Friday, October 19, 2007
UW School of Law (Room 138 William H. Gates Hall)
  • 9:00 AM Paul v. State of Washington L&I

    This is a summary judgment motion brought by an injured worker, Debra Paul. Plaintiff Paul is moving for the court to reverse the decision of the Board of Industrial Appeals and to reopen her injury claim made to the Department of Labor and Industries.

    Paul suffered an industrial back injury. Her claim was allowed by the Department and after treatment the claim was closed. After a claim is closed, a worker has 7 years to ask for it to be reopened if it can be shown the injury has worsened or become aggravated. Several months after the claim was closed, Paul and her physician applied to have it reopened, with her physician testifying that her condition had worsened. The Department denied the request. Paul appealed, and the Industrial Appeals Judge (IAJ) denied her appeal.
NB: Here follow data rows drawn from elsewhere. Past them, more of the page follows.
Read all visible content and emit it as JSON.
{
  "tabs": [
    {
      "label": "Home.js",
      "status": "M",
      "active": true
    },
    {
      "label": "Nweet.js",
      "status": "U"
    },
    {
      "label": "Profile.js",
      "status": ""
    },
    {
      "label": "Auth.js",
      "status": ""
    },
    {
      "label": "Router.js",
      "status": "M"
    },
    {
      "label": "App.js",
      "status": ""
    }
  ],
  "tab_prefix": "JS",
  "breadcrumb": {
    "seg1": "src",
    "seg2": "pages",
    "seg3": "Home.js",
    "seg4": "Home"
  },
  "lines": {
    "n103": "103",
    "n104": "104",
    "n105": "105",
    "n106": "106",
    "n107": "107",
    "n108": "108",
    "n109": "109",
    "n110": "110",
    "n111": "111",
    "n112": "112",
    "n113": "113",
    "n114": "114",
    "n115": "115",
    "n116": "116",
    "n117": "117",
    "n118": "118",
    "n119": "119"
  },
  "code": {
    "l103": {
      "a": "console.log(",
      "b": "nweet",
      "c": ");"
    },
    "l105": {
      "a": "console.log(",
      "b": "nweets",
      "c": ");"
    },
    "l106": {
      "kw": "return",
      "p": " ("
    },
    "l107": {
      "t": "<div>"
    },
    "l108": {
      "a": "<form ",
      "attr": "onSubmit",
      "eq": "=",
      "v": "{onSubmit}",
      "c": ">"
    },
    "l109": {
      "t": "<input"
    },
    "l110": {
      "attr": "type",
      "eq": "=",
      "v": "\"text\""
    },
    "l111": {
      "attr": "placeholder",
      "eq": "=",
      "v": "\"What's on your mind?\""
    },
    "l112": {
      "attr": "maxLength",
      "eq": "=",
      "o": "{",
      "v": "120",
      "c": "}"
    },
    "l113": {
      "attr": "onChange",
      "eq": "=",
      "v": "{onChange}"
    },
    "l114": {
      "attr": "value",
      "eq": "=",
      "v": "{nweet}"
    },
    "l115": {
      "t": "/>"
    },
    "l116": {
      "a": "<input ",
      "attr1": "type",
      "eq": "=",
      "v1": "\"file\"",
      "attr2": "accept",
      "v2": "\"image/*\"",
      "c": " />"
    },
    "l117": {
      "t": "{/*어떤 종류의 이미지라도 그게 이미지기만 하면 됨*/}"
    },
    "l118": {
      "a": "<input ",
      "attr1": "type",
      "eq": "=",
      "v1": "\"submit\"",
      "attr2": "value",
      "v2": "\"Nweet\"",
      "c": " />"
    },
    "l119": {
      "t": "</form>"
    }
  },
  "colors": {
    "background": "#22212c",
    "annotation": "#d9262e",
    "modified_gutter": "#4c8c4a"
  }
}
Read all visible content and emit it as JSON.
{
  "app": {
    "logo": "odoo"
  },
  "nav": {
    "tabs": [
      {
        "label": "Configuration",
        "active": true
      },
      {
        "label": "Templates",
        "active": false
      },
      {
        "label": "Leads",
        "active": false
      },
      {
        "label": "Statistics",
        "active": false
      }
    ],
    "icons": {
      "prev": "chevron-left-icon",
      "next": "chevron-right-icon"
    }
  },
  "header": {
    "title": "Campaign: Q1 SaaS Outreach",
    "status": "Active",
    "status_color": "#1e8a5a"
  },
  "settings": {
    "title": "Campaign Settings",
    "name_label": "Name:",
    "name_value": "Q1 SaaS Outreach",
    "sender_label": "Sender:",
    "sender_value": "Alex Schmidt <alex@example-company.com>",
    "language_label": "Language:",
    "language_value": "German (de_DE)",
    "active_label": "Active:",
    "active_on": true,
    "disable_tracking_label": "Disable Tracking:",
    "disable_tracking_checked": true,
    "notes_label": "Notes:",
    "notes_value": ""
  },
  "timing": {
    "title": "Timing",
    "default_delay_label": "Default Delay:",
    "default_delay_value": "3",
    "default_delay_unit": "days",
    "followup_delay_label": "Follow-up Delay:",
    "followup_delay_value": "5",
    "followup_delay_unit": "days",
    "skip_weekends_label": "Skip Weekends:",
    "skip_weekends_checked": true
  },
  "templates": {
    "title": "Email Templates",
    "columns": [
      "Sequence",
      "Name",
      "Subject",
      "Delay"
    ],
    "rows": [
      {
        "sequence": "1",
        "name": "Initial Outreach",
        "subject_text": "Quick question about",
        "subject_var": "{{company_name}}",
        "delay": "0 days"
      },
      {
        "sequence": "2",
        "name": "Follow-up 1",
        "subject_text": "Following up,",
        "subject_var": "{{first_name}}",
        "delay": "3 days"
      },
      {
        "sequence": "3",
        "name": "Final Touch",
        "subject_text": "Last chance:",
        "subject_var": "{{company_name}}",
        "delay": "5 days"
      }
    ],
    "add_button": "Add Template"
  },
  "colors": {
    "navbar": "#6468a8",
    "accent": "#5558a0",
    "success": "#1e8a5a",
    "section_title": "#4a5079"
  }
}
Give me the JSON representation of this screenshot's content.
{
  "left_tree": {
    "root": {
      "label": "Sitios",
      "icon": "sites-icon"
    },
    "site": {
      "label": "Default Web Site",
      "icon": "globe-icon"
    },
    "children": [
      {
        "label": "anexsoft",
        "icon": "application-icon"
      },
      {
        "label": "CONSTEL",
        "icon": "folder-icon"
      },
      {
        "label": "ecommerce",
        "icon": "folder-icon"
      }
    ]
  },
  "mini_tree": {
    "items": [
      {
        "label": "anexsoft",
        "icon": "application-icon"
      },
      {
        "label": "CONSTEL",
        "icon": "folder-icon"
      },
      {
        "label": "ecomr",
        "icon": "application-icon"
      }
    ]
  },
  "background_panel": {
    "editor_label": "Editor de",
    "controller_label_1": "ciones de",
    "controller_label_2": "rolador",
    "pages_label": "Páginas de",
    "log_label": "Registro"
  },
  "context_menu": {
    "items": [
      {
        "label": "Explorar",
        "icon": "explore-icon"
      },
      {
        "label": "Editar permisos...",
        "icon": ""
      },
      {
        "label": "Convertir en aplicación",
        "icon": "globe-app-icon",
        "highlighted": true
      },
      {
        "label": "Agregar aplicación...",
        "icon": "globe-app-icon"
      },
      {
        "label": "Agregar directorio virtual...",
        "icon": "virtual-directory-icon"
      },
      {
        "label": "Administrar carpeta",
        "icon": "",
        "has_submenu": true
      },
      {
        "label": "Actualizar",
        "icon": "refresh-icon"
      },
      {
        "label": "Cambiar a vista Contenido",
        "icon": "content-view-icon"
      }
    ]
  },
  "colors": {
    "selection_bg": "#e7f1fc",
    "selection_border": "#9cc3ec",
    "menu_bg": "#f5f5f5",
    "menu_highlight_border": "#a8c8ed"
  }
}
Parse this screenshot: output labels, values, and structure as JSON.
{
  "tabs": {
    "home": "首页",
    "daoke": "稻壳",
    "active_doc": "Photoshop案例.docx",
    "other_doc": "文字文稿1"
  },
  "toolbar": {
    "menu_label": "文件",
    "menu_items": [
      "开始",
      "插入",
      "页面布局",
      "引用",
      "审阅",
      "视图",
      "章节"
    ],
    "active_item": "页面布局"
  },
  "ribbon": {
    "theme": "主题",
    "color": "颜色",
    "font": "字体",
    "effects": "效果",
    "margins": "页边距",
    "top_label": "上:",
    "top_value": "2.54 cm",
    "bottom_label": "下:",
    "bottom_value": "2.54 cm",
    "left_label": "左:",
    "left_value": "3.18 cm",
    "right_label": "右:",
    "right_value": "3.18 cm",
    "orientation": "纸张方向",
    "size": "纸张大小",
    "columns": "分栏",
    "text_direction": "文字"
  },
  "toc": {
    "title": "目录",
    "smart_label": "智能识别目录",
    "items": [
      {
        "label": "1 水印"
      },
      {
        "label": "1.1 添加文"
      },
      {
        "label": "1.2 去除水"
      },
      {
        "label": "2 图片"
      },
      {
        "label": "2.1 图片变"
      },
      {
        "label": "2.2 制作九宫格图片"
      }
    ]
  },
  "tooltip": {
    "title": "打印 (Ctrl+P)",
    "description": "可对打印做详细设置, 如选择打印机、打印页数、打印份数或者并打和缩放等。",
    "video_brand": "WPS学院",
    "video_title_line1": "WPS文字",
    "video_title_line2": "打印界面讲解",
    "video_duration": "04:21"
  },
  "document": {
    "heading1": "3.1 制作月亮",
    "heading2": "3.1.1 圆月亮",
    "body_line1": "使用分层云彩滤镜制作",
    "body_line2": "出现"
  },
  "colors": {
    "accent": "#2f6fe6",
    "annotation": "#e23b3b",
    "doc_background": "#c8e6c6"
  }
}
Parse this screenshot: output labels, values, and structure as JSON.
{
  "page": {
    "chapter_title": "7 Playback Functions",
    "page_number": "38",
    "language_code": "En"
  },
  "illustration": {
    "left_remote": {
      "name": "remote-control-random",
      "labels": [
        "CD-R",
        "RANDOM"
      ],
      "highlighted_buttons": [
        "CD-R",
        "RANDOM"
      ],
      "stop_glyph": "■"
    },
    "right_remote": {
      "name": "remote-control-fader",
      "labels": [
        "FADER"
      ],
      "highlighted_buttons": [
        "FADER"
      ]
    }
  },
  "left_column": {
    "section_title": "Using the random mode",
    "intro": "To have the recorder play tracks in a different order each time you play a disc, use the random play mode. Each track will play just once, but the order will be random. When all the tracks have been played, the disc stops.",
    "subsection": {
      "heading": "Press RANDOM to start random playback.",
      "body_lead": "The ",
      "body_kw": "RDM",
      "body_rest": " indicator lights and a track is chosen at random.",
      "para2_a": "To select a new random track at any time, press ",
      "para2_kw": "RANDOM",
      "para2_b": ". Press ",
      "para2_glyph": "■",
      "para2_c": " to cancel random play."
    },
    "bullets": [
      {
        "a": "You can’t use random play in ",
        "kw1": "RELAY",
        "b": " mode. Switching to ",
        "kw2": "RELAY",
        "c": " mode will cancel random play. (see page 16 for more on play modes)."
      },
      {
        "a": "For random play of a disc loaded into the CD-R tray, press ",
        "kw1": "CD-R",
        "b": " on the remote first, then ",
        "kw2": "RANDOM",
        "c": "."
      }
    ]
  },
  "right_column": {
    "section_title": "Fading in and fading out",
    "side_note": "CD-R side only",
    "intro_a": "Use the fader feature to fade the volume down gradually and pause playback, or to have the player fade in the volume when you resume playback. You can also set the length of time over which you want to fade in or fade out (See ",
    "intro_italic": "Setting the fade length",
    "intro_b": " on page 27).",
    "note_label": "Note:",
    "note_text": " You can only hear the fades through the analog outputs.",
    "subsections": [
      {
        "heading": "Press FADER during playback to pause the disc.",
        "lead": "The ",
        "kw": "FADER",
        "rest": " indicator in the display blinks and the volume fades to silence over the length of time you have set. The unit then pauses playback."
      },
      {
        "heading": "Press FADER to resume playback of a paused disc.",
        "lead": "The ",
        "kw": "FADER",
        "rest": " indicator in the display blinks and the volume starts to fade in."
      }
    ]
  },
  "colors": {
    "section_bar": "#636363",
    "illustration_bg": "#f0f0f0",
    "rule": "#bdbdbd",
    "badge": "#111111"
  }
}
    She then appealed to the Board of Industrial Appeals—the Board upheld the IAJ decision. Paul now moves for summary judgment in Superior Court, arguing that she is entitled to summary judgment as a matter of law because there is no genuine issue of material fact: the only reasonable conclusion that can be reached in light of the evidence is that Paul's low back injury worsened and her claim should be reopened.

  • 10:00 AM Affiliated Computer Services, Inc. v. DuBrul

    The parties entered into a non-competition agreement where the defendant agreed that for a period of five years he would not engage directly or indirectly in soliciting or taking away business from the plaintiff, or soliciting or inducing employees of the plaintiff to leave their employ. The plaintiff alleges that the defendant assisted or sponsored a company in competing with the plaintiff for business.

    The defendant moves for summary judgment, asserting that the non-competition agreement was not breached because he did not interfere with any of the plaintiff’s prospective business relationships and, therefore, the plaintiff did not suffer any damage proximately caused by the defendant’s alleged actions.

Courtroom Decorum

A message from Judge Mary Yu: On October 19, 2007, I will be presiding over a number of civil hearings in the courtroom located in your law school. The calendar includes several motions for summary judgment. These motions will be argued to the bench.

It is important for you to know that the cases are not mock cases and this is not moot court. The hearings involve “real” controversies between parties filed as a cause of action in the State of Washington, County of King. Thus, you are advised that once the hearings begin, your law school courtroom becomes an official courtroom of the State of Washington subject to my control. As the presiding judge of the calendar, I wish to you advise you in advance that the following rules of etiquette shall apply to the courtroom:

  1. No food may be consumed in the courtroom while we are in session. Because chewing gum and unwrapping candy is noisy and a distraction, no gum chewing or consumption of candy shall be allowed.
  2. If you are consuming liquids, please open the container (cans) outside of the courtroom.
  3. Please remove your hat unless worn for religious reasons.
  4. You must turn off the ringer/beeper on your cell phones and pagers before entering the courtroom.
  5. If you wish to take notes on a laptop computer, you must turn off the sound system or speaker. If your keyboard becomes a distraction to the court or counsel, you may be asked to turn your computer off.
  6. You are not permitted to ask me any questions about the case until I have decided that matter. If appropriate, I will make myself available afterwards so that you can ask me questions about the arguments and/or decision.
  7. You may approach counsel while in recess and if they wish to talk with you about the case you may proceed to have the discussion provided it is not in my presence.

Please make an extra effort to come and go as quietly as you can so that no one is distracted from counsels’ presentation.

Lastly, I personally thank each one of you for your interest in pre-trial practice and hope that you will benefit in some way from the opportunity to observe your state court in action.